Talking about it made her feel sick, with tightness in her chest and difficulty breathing so I started with some tapping on the physical symptoms and she reported that her shoulders were less hunched, the tightness had lifted and her breathing was easier. 

Once she was stabilised I decided to deal with the memories first and I did that with Gary’s Tell the Story Technique, getting her to keep tapping around as she told the story in as much detail as possible.  The memory that truly bothered her was the first one as a little girl and she could even remember what the doctor was wearing and exactly what the room looked like, though interestingly there wasn’t much emotion attached to it and we didn’t have to stop. 

Because she was expressing so much fear as to what she thought was going to happen on the following day, I decided to pursue that path and tap the event out.  I asked her to imagine every step of the procedure starting from walking in the door and going up to the counter.  We were already in trouble with her anxiety levels rising as she sat feigning reading a magazine in the waiting room.  So we tapped on that and then went back to her imagining walking in the door and sitting down – this time she could sit there calmly and look around the room. 

This is the way we worked through the whole event - tapping out the reaction at each stage and then returning to imagining the event before the anxiety arose and running through to make sure it was clear. I also put in a lot of choice statements about being safe. 
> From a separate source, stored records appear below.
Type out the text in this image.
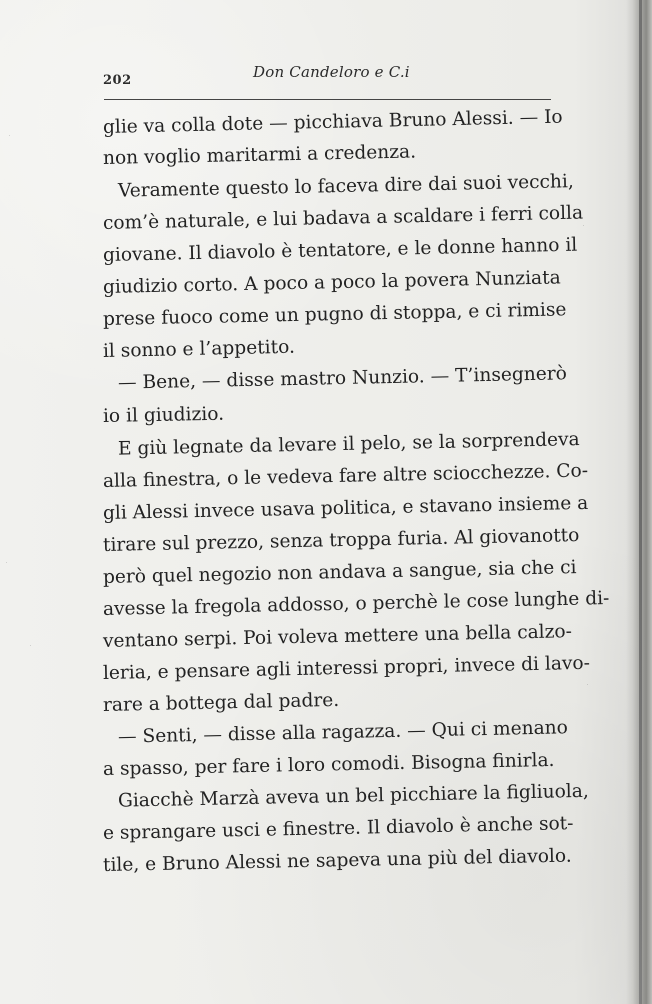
202	Don Candeloro e C.i
glie va colla dote — picchiava Bruno Alessi. — Io
non voglio maritarmi a credenza.
Veramente questo lo faceva dire dai suoi vecchi,
com’è naturale, e lui badava a scaldare i ferri colla
giovane. Il diavolo è tentatore, e le donne hanno il
giudizio corto. A poco a poco la povera Nunziata
prese fuoco come un pugno di stoppa, e ci rimise
il sonno e l’appetito.
— Bene, — disse mastro Nunzio. — T’insegnerò
io il giudizio.
E giù legnate da levare il pelo, se la sorprendeva
alla finestra, o le vedeva fare altre sciocchezze. Co-
gli Alessi invece usava politica, e stavano insieme a
tirare sul prezzo, senza troppa furia. Al giovanotto
però quel negozio non andava a sangue, sia che ci
avesse la fregola addosso, o perchè le cose lunghe di-
ventano serpi. Poi voleva mettere una bella calzo-
leria, e pensare agli interessi propri, invece di lavo-
rare a bottega dal padre.
— Senti, — disse alla ragazza. — Qui ci menano
a spasso, per fare i loro comodi. Bisogna finirla.
Giacchè Marzà aveva un bel picchiare la figliuola,
e sprangare usci e finestre. Il diavolo è anche sot-
tile, e Bruno Alessi ne sapeva una più del diavolo.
Her reactions were quite severe and there were a lot of events – e.g. when the person called her name, walking down the corridor, entering the room with the place where she was to sit and all the equipment, the tourniquet and the tightness of it that she so hated, the bulging of the vein, (I reframed this for her saying how wonderful it was that her vein bulged so the nurse didn’t have to prod around for a long time!), the ache in her arm, putting in the needle, feeling sick and wanting to pull the needle out and run, having the nurse say she needed another vial, seeing the blood.  Needless to say it took us a long time to diligently work through all of this. 

After she could make her way through the whole event without anxiety she became aware of the fear of letting go of the phobia that she’d had all her life so we tapped on that.  We finished after two hours of tapping but I wasn’t totally convinced that we’d nailed it.  As I planned to spend the next morning writing I told her to phone me from the medical centre if necessary. 

She called me from the medical centre saying that she had just walked out – not nearly so fearful as previously but she still couldn’t go through with it.  First of all I tapped on the current anxiety that had arisen and then, when she told me she still had the fear of being without the phobia I went through a lot of setup statements that I use for resistance to change. E.g.

Even though I’m afraid to get over this phobia, I choose to get over it completely.

Even though this phobia is absolutely too hard to get over, I choose to find it easy.

Even though I’ve had this phobia for so long, I choose to be able to change.

Even though it isn’t safe to be totally free of my fear, I choose to know I’m always safe.

Even if I never get over this problem, I choose to deeply and completely accept myself.

I then thought about the possibility that if the phobia wasn’t there, then she would have to go through with the blood test, and maybe she thought that she would die during the blood test - so maybe the phobia was there to protect her from dying.  I therefore did several rounds of tapping on fear of dying and more choices around being safe. 

I’ve discovered that tapping on fear of dying, even when unexpressed, has a profound effect in cases of fear and anxiety and it certainly did the trick in this instance because she was then able to go straight in and have the blood test.  I stayed on the phone with her just in case and when she said “it’s done”, I don’t know who was more triumphant – her or me!

She was incredibly grateful for that but even more excited when it became apparent that the phobia was totally gone and she could now go for a blood test on her own.  I received emails from time to time – one said she had managed to endure a doctor who couldn’t find the vein and another one said she had just succeeded in having 9 vials of blood taken.